Accounting

Depreciation Methods for Property, Plant, and Equipment (PPE)

Straight-Line Method

The straight-line method associates the long-lived asset’s usefulness with its age.

Straight-Line Expense = (Cost – Salvage Value)/n

where n = number of years in asset’s useful life

Accelerated Methods of Depreciation

Accelerated methods of depreciation include:

  • Sum-of-the-Years Digits (SYD) expensing.
  • Double Declining Balance (DDB) expensing.

SYD Method

SYD method treats an asset as more useful in its early life by raising the depreciation expense for the early years.

SYD Example: If a company’s factory has a new conveyor belt with a useful life of 5 years, then SYD = 1+2+3+4+5 = 15.  This conveyor belt cost $100,000 and has a salvage value = $0.  The year two depreciation expense under the SYD method for the company will be calculated as follows:

($100,000 - $0) * (5 – 2 +1)/15 = $100,000*(4/15) = $26,667

SYD Depreciation Expense for Year “i” = (Cost – Salvage Value) * ((n – “# of the ith year” +1))/SYD

DDB Methods

DDB method accelerates the depreciation rate of the straight line method.

DDB Expense = (Cost – Accumulated Depreciation) * (2/n)

Unlike the time based methods of straight line and accelerated depreciation, the Units-of-Production (U-O-P) depreciation method is activity based.  A year’s depreciation expense on an annual income statement will include that year’s production as a fraction of total estimated lifetime production from the asset.

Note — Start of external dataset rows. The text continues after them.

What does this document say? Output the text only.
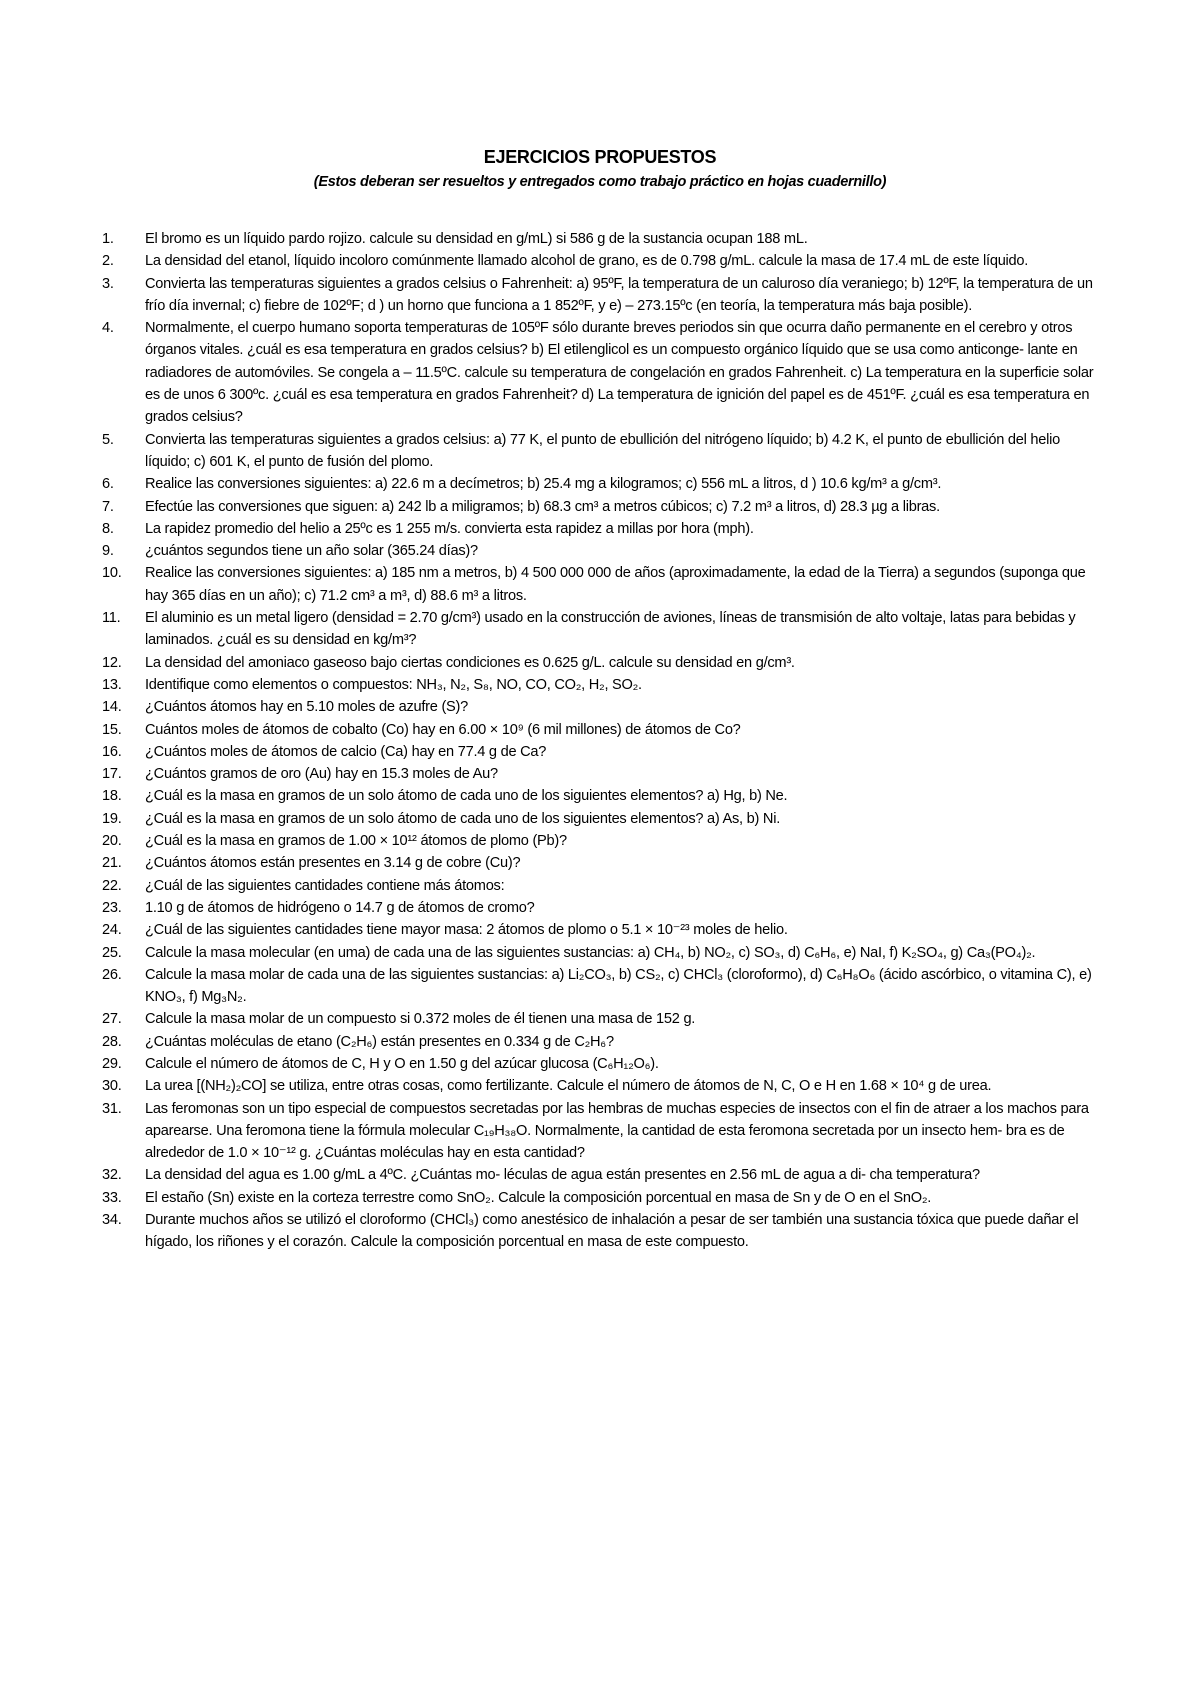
EJERCICIOS PROPUESTOS

(Estos deberan ser resueltos y entregados como trabajo práctico en hojas cuadernillo)

1.	El bromo es un líquido pardo rojizo. calcule su densidad en g/mL) si 586 g de la sustancia ocupan 188 mL.
2.	La densidad del etanol, líquido incoloro comúnmente llamado alcohol de grano, es de 0.798 g/mL. calcule la masa de 17.4 mL de este líquido.
3.	Convierta las temperaturas siguientes a grados celsius o Fahrenheit: a) 95ºF, la temperatura de un caluroso día veraniego; b) 12ºF, la temperatura de un frío día invernal; c) fiebre de 102ºF; d ) un horno que funciona a 1 852ºF, y e) – 273.15ºc (en teoría, la temperatura más baja posible).
4.	Normalmente, el cuerpo humano soporta temperaturas de 105ºF sólo durante breves periodos sin que ocurra daño permanente en el cerebro y otros órganos vitales. ¿cuál es esa temperatura en grados celsius? b) El etilenglicol es un compuesto orgánico líquido que se usa como anticonge- lante en radiadores de automóviles. Se congela a – 11.5ºC. calcule su temperatura de congelación en grados Fahrenheit. c) La temperatura en la superficie solar es de unos 6 300ºc. ¿cuál es esa temperatura en grados Fahrenheit? d) La temperatura de ignición del papel es de 451ºF. ¿cuál es esa temperatura en grados celsius?
5.	Convierta las temperaturas siguientes a grados celsius: a) 77 K, el punto de ebullición del nitrógeno líquido; b) 4.2 K, el punto de ebullición del helio líquido; c) 601 K, el punto de fusión del plomo.
6.	Realice las conversiones siguientes: a) 22.6 m a decímetros; b) 25.4 mg a kilogramos; c) 556 mL a litros, d ) 10.6 kg/m³ a g/cm³.
7.	Efectúe las conversiones que siguen: a) 242 lb a miligramos; b) 68.3 cm³ a metros cúbicos; c) 7.2 m³ a litros, d) 28.3 µg a libras.
8.	La rapidez promedio del helio a 25ºc es 1 255 m/s. convierta esta rapidez a millas por hora (mph).
9.	¿cuántos segundos tiene un año solar (365.24 días)?
10.	Realice las conversiones siguientes: a) 185 nm a metros, b) 4 500 000 000 de años (aproximadamente, la edad de la Tierra) a segundos (suponga que hay 365 días en un año); c) 71.2 cm³ a m³, d) 88.6 m³ a litros.
11.	El aluminio es un metal ligero (densidad = 2.70 g/cm³) usado en la construcción de aviones, líneas de transmisión de alto voltaje, latas para bebidas y laminados. ¿cuál es su densidad en kg/m³?
12.	La densidad del amoniaco gaseoso bajo ciertas condiciones es 0.625 g/L. calcule su densidad en g/cm³.
13.	Identifique como elementos o compuestos: NH₃, N₂, S₈, NO, CO, CO₂, H₂, SO₂.
14.	¿Cuántos átomos hay en 5.10 moles de azufre (S)?
15.	Cuántos moles de átomos de cobalto (Co) hay en 6.00 × 10⁹ (6 mil millones) de átomos de Co?
16.	¿Cuántos moles de átomos de calcio (Ca) hay en 77.4 g de Ca?
17.	¿Cuántos gramos de oro (Au) hay en 15.3 moles de Au?
18.	¿Cuál es la masa en gramos de un solo átomo de cada uno de los siguientes elementos? a) Hg, b) Ne.
19.	¿Cuál es la masa en gramos de un solo átomo de cada uno de los siguientes elementos? a) As, b) Ni.
20.	¿Cuál es la masa en gramos de 1.00 × 10¹² átomos de plomo (Pb)?
21.	¿Cuántos átomos están presentes en 3.14 g de cobre (Cu)?
22.	¿Cuál de las siguientes cantidades contiene más átomos:
23.	1.10 g de átomos de hidrógeno o 14.7 g de átomos de cromo?
24.	¿Cuál de las siguientes cantidades tiene mayor masa: 2 átomos de plomo o 5.1 × 10⁻²³ moles de helio.
25.	Calcule la masa molecular (en uma) de cada una de las siguientes sustancias: a) CH₄, b) NO₂, c) SO₃, d) C₆H₆, e) NaI, f) K₂SO₄, g) Ca₃(PO₄)₂.
26.	Calcule la masa molar de cada una de las siguientes sustancias: a) Li₂CO₃, b) CS₂, c) CHCl₃ (cloroformo), d) C₆H₈O₆ (ácido ascórbico, o vitamina C), e) KNO₃, f) Mg₃N₂.
27.	Calcule la masa molar de un compuesto si 0.372 moles de él tienen una masa de 152 g.
28.	¿Cuántas moléculas de etano (C₂H₆) están presentes en 0.334 g de C₂H₆?
29.	Calcule el número de átomos de C, H y O en 1.50 g del azúcar glucosa (C₆H₁₂O₆).
30.	La urea [(NH₂)₂CO] se utiliza, entre otras cosas, como fertilizante. Calcule el número de átomos de N, C, O e H en 1.68 × 10⁴ g de urea.
31.	Las feromonas son un tipo especial de compuestos secretadas por las hembras de muchas especies de insectos con el fin de atraer a los machos para aparearse. Una feromona tiene la fórmula molecular C₁₉H₃₈O. Normalmente, la cantidad de esta feromona secretada por un insecto hem- bra es de alrededor de 1.0 × 10⁻¹² g. ¿Cuántas moléculas hay en esta cantidad?
32.	La densidad del agua es 1.00 g/mL a 4ºC. ¿Cuántas mo- léculas de agua están presentes en 2.56 mL de agua a di- cha temperatura?
33.	El estaño (Sn) existe en la corteza terrestre como SnO₂. Calcule la composición porcentual en masa de Sn y de O en el SnO₂.
34.	Durante muchos años se utilizó el cloroformo (CHCl₃) como anestésico de inhalación a pesar de ser también una sustancia tóxica que puede dañar el hígado, los riñones y el corazón. Calcule la composición porcentual en masa de este compuesto.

U-O-P Expense = ((Cost – Salvage Value)/# of Total Lifetime Units Estimated)* # of Units Produced in the Accounting Period.

Once a company has invested in a long-lived asset, it must:

  • Choose a depreciation method;
  • Estimate the useful life of the asset over which the depreciation will take place; and
  • Determine if the asset will have a salvage value at the end of its depreciable life.